Tell someone who cares

Tell someone who cares
By Paul Clifford

With Australians working longer and pressure in many workplaces intensifying there is a good chance you will periodically witness a colleague in distress.  The signs of distress are often subtle because most employees have become accustomed to disguising them, particularly when that distress amounts to feelings of depression or anxiety and if it results in tears.  Some emotions are considered more taboo in the workplace than others.  Thinking is certainly considered far preferable than emoting at work. 

However to expect that employees will be able to control their emotions at all times during the working day is fantasy.  Workplaces that do not provide some opportunity for employees to express their emotions in a safe and appropriate way are likely to find it emerge in other ways, some of which is likely to be destructive. 

So it pays to be available for someone who is in distress who wants to talk.  The problem is that for many of us there are at least two things that tend to hold us back from being available in that way.  The first is time and the second is a feeling of being inadequate in the helping role. 
If someone is upset, depressed or anxious and wants to talk through their issues, you are almost certainly not going to be able to wrap up the conversation quickly.  The discussion is likely to have many components to it and considerable time is often required in dealing with emotion before you can reasonably look at solutions.  So lacking time is a reasonable concern.

The second inhibitor – feels of inadequacy – should be far less of a concern.  That is because we typically overestimate what it takes to be effective in this type of ‘helping’ role.  I’m sure we’ve all sat with someone who was upset and felt awkward that we didn’t know what to say.  And yet at the end of the conversation the person has thanked us so much for listening.  Being there, not just physically but psychologically by demonstrating real listening and empathy, which can be done almost solely through body language, is all that we need to do on many occasions. 
If we do want to develop our skills at being there for someone in distress at work a little further here are some other helpful reminders.

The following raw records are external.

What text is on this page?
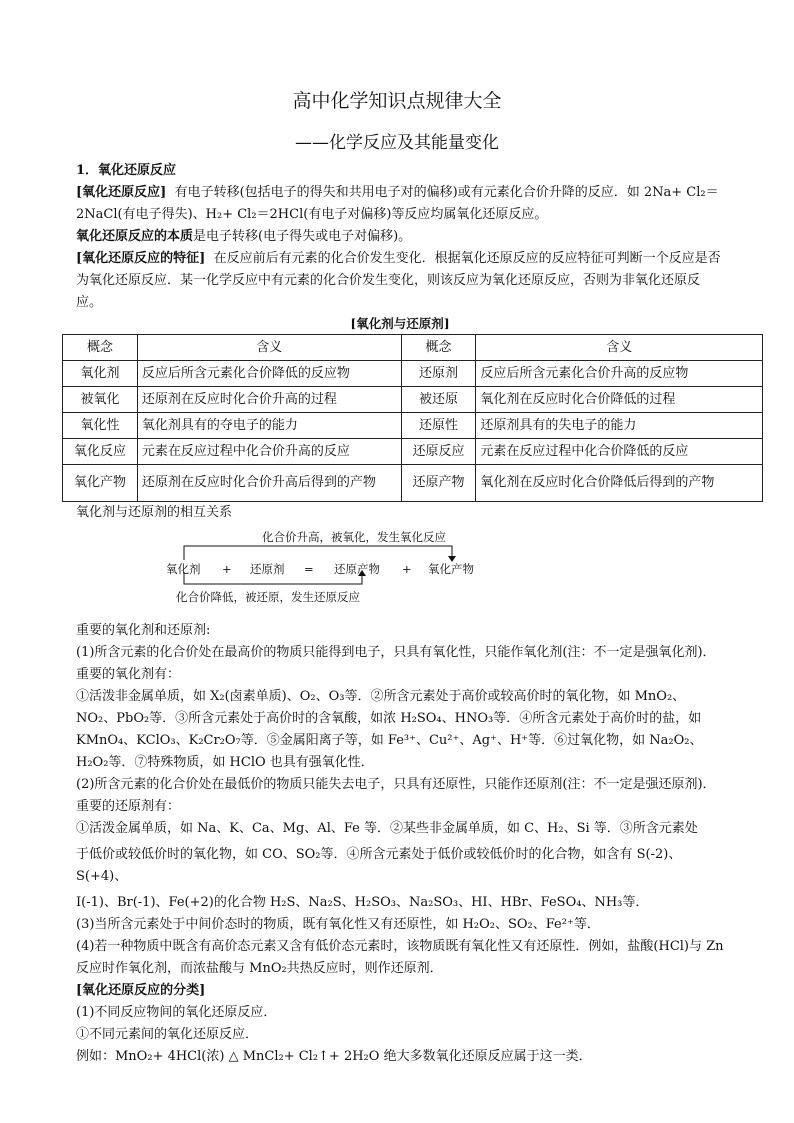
高中化学知识点规律大全
——化学反应及其能量变化

1．氧化还原反应

[氧化还原反应] 有电子转移(包括电子的得失和共用电子对的偏移)或有元素化合价升降的反应．如 2Na+ Cl₂＝2NaCl(有电子得失)、H₂+ Cl₂＝2HCl(有电子对偏移)等反应均属氧化还原反应。

氧化还原反应的本质是电子转移(电子得失或电子对偏移)。

[氧化还原反应的特征] 在反应前后有元素的化合价发生变化．根据氧化还原反应的反应特征可判断一个反应是否为氧化还原反应．某一化学反应中有元素的化合价发生变化，则该反应为氧化还原反应，否则为非氧化还原反应。

[氧化剂与还原剂]
概念	含义	概念	含义
氧化剂	反应后所含元素化合价降低的反应物	还原剂	反应后所含元素化合价升高的反应物
被氧化	还原剂在反应时化合价升高的过程	被还原	氧化剂在反应时化合价降低的过程
氧化性	氧化剂具有的夺电子的能力	还原性	还原剂具有的失电子的能力
氧化反应	元素在反应过程中化合价升高的反应	还原反应	元素在反应过程中化合价降低的反应
氧化产物	还原剂在反应时化合价升高后得到的产物	还原产物	氧化剂在反应时化合价降低后得到的产物

氧化剂与还原剂的相互关系

化合价升高，被氧化，发生氧化反应
氧化剂 + 还原剂 = 还原产物 + 氧化产物
化合价降低，被还原，发生还原反应

重要的氧化剂和还原剂:

(1)所含元素的化合价处在最高价的物质只能得到电子，只具有氧化性，只能作氧化剂(注：不一定是强氧化剂)．重要的氧化剂有：

①活泼非金属单质，如 X₂(卤素单质)、O₂、O₃等．②所含元素处于高价或较高价时的氧化物，如 MnO₂、NO₂、PbO₂等．③所含元素处于高价时的含氧酸，如浓 H₂SO₄、HNO₃等．④所含元素处于高价时的盐，如 KMnO₄、KClO₃、K₂Cr₂O₇等．⑤金属阳离子等，如 Fe³⁺、Cu²⁺、Ag⁺、H⁺等．⑥过氧化物，如 Na₂O₂、H₂O₂等．⑦特殊物质，如 HClO 也具有强氧化性．

(2)所含元素的化合价处在最低价的物质只能失去电子，只具有还原性，只能作还原剂(注：不一定是强还原剂)．重要的还原剂有：

①活泼金属单质，如 Na、K、Ca、Mg、Al、Fe 等．②某些非金属单质，如 C、H₂、Si 等．③所含元素处

于低价或较低价时的氧化物，如 CO、SO₂等．④所含元素处于低价或较低价时的化合物，如含有 S(-2)、S(+4)、

I(-1)、Br(-1)、Fe(+2)的化合物 H₂S、Na₂S、H₂SO₃、Na₂SO₃、HI、HBr、FeSO₄、NH₃等．

(3)当所含元素处于中间价态时的物质，既有氧化性又有还原性，如 H₂O₂、SO₂、Fe²⁺等．

(4)若一种物质中既含有高价态元素又含有低价态元素时，该物质既有氧化性又有还原性．例如，盐酸(HCl)与 Zn 反应时作氧化剂，而浓盐酸与 MnO₂共热反应时，则作还原剂．

[氧化还原反应的分类]

(1)不同反应物间的氧化还原反应．

①不同元素间的氧化还原反应．

例如：MnO₂+ 4HCl(浓) △ MnCl₂+ Cl₂↑+ 2H₂O 绝大多数氧化还原反应属于这一类．
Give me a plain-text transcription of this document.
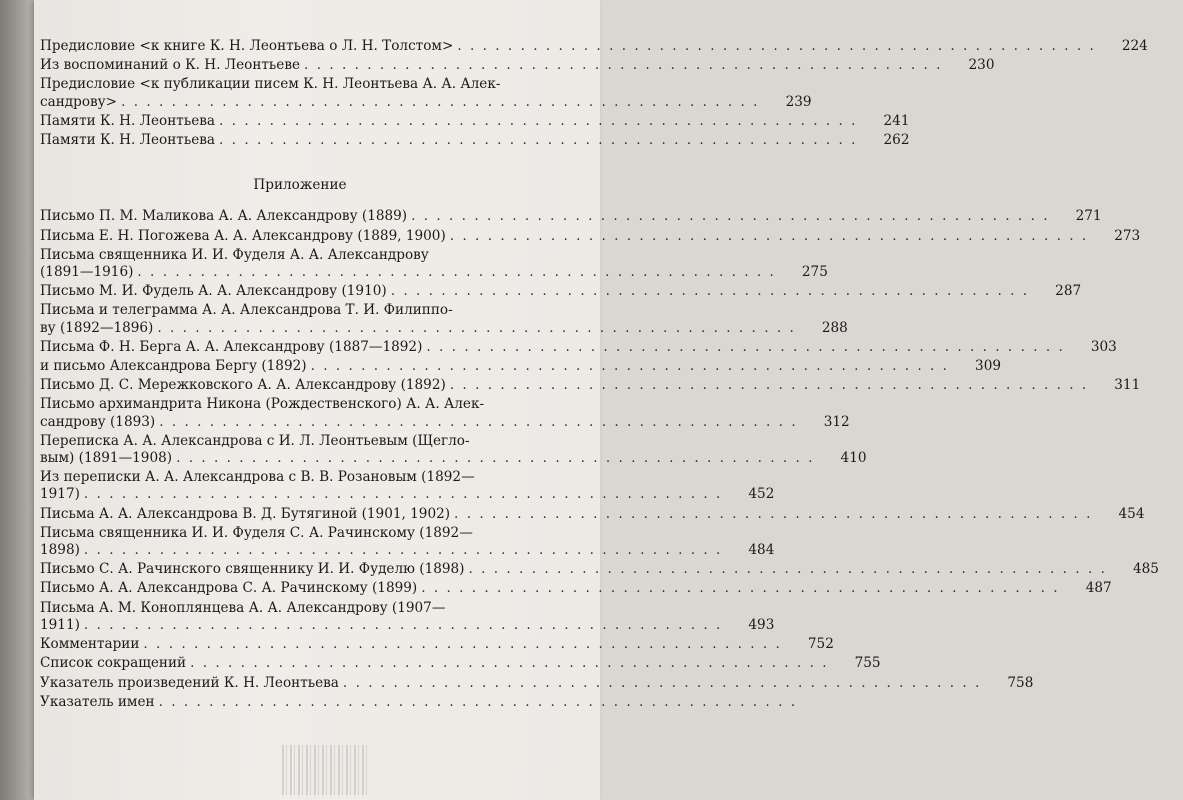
Предисловие <к книге К. Н. Леонтьева о Л. Н. Толстом> . . . . . . . . . . . . . . . . . . . . . . . . . . . . . . . . . . . . . . . . . . . . . . . . . . .	224
Из воспоминаний о К. Н. Леонтьеве . . . . . . . . . . . . . . . . . . . . . . . . . . . . . . . . . . . . . . . . . . . . . . . . . . .	230
Предисловие <к публикации писем К. Н. Леонтьева А. А. Алек-
сандрову> . . . . . . . . . . . . . . . . . . . . . . . . . . . . . . . . . . . . . . . . . . . . . . . . . . .	239
Памяти К. Н. Леонтьева . . . . . . . . . . . . . . . . . . . . . . . . . . . . . . . . . . . . . . . . . . . . . . . . . . .	241
Памяти К. Н. Леонтьева . . . . . . . . . . . . . . . . . . . . . . . . . . . . . . . . . . . . . . . . . . . . . . . . . . .	262
Приложение
Письмо П. М. Маликова А. А. Александрову (1889) . . . . . . . . . . . . . . . . . . . . . . . . . . . . . . . . . . . . . . . . . . . . . . . . . . .	271
Письма Е. Н. Погожева А. А. Александрову (1889, 1900) . . . . . . . . . . . . . . . . . . . . . . . . . . . . . . . . . . . . . . . . . . . . . . . . . . .	273
Письма священника И. И. Фуделя А. А. Александрову
(1891—1916) . . . . . . . . . . . . . . . . . . . . . . . . . . . . . . . . . . . . . . . . . . . . . . . . . . .	275
Письмо М. И. Фудель А. А. Александрову (1910) . . . . . . . . . . . . . . . . . . . . . . . . . . . . . . . . . . . . . . . . . . . . . . . . . . .	287
Письма и телеграмма А. А. Александрова Т. И. Филиппо-
ву (1892—1896) . . . . . . . . . . . . . . . . . . . . . . . . . . . . . . . . . . . . . . . . . . . . . . . . . . .	288
Письма Ф. Н. Берга А. А. Александрову (1887—1892) . . . . . . . . . . . . . . . . . . . . . . . . . . . . . . . . . . . . . . . . . . . . . . . . . . .	303
и письмо Александрова Бергу (1892) . . . . . . . . . . . . . . . . . . . . . . . . . . . . . . . . . . . . . . . . . . . . . . . . . . .	309
Письмо Д. С. Мережковского А. А. Александрову (1892) . . . . . . . . . . . . . . . . . . . . . . . . . . . . . . . . . . . . . . . . . . . . . . . . . . .	311
Письмо архимандрита Никона (Рождественского) А. А. Алек-
сандрову (1893) . . . . . . . . . . . . . . . . . . . . . . . . . . . . . . . . . . . . . . . . . . . . . . . . . . .	312
Переписка А. А. Александрова с И. Л. Леонтьевым (Щегло-
вым) (1891—1908) . . . . . . . . . . . . . . . . . . . . . . . . . . . . . . . . . . . . . . . . . . . . . . . . . . .	410
Из переписки А. А. Александрова с В. В. Розановым (1892—
1917) . . . . . . . . . . . . . . . . . . . . . . . . . . . . . . . . . . . . . . . . . . . . . . . . . . .	452
Письма А. А. Александрова В. Д. Бутягиной (1901, 1902) . . . . . . . . . . . . . . . . . . . . . . . . . . . . . . . . . . . . . . . . . . . . . . . . . . .	454
Письма священника И. И. Фуделя С. А. Рачинскому (1892—
1898) . . . . . . . . . . . . . . . . . . . . . . . . . . . . . . . . . . . . . . . . . . . . . . . . . . .	484
Письмо С. А. Рачинского священнику И. И. Фуделю (1898) . . . . . . . . . . . . . . . . . . . . . . . . . . . . . . . . . . . . . . . . . . . . . . . . . . .	485
Письмо А. А. Александрова С. А. Рачинскому (1899) . . . . . . . . . . . . . . . . . . . . . . . . . . . . . . . . . . . . . . . . . . . . . . . . . . .	487
Письма А. М. Коноплянцева А. А. Александрову (1907—
1911) . . . . . . . . . . . . . . . . . . . . . . . . . . . . . . . . . . . . . . . . . . . . . . . . . . .	493
Комментарии . . . . . . . . . . . . . . . . . . . . . . . . . . . . . . . . . . . . . . . . . . . . . . . . . . .	752
Список сокращений . . . . . . . . . . . . . . . . . . . . . . . . . . . . . . . . . . . . . . . . . . . . . . . . . . .	755
Указатель произведений К. Н. Леонтьева . . . . . . . . . . . . . . . . . . . . . . . . . . . . . . . . . . . . . . . . . . . . . . . . . . .	758
Указатель имен . . . . . . . . . . . . . . . . . . . . . . . . . . . . . . . . . . . . . . . . . . . . . . . . . . .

1.    Where an employee reaches out to you, avoid trying to diagnose or play the therapist.  Not only are these roles unnecessary they are counterproductive.  Keep things simple and help them focus on what they need right now.  The person needs to take responsibility for identifying and finding solutions for deeper issues.

2.    Keep the focus on them, not you.  At the right time and in minimal amounts of detail, your similar story of distress might help but it can be risky.  Done at the wrong time and in an inappropriate way can exacerbate the other person’s distress and sense of loneliness.

3.    A conversation like this will inevitably require a lot of patience allowing the person to express themselves and their emotions.  It is critical that you allow whatever time is required to exhaust this part of the process before you transition to examining solutions. 

4.    Recognise that you need to maintain certain boundaries and be alert to actions or words by either party that may overreach the boundaries.  Your role is to facilitate independence in that person, not to encourage them to become dependent on you.

5.    If you find yourself talking with a colleague in distress and you hear or see something that you don’t know how to respond to it may be worthwhile speaking to someone you trust in your organisation who may be able to give you guidance.  In that case it may be appropriate to maintain the anonymity of the person but simply seek guidance in how you would respond generally in that situation. 

Being available for others in distress can be of enormous value to you, the person in distress and your organisation.  For the person in distress it can be a huge relief to feel that someone cares and that they are not alone.  For you, your role in helping can build valuable skills that can be translated into other domains and give you positive feelings that can help build your own resilience.  For the organisation, those who are available in this way help build a supportive culture and can go a long way to keeping valuable staff employed. 

So before you turn away from someone in distress at work, remember that it is quite probably easier than you think to lend an ear and you will be doing yourself and your organisation a great service.   
                                          

Comments

  • Grahame Dodd Friday, 17 April 2015

    Thanks for raising this in a practical way, Paul. I remember reading some research years ago that showed conversations with friends was often more effective than therapy. Not to say that it can replace professional help in all cases but certainly very appropriate. I suspect that another inhibitor is our fear of being seen to 'pry' if the person is not already well known to us but let's just get over it and be human. If only some of us model this behaviour using your suggestions, we'll start to turn around our workplace cultures.

  • Paul Clifford Sunday, 19 April 2015

    No problems Grahame. Absolutely, friends and colleagues can be more effective than therapy, it's about choice really, some people will prefer to see a psychologist, others would prefer friends/colleagues. It's important that organisations create cultures that allow both options to be supported.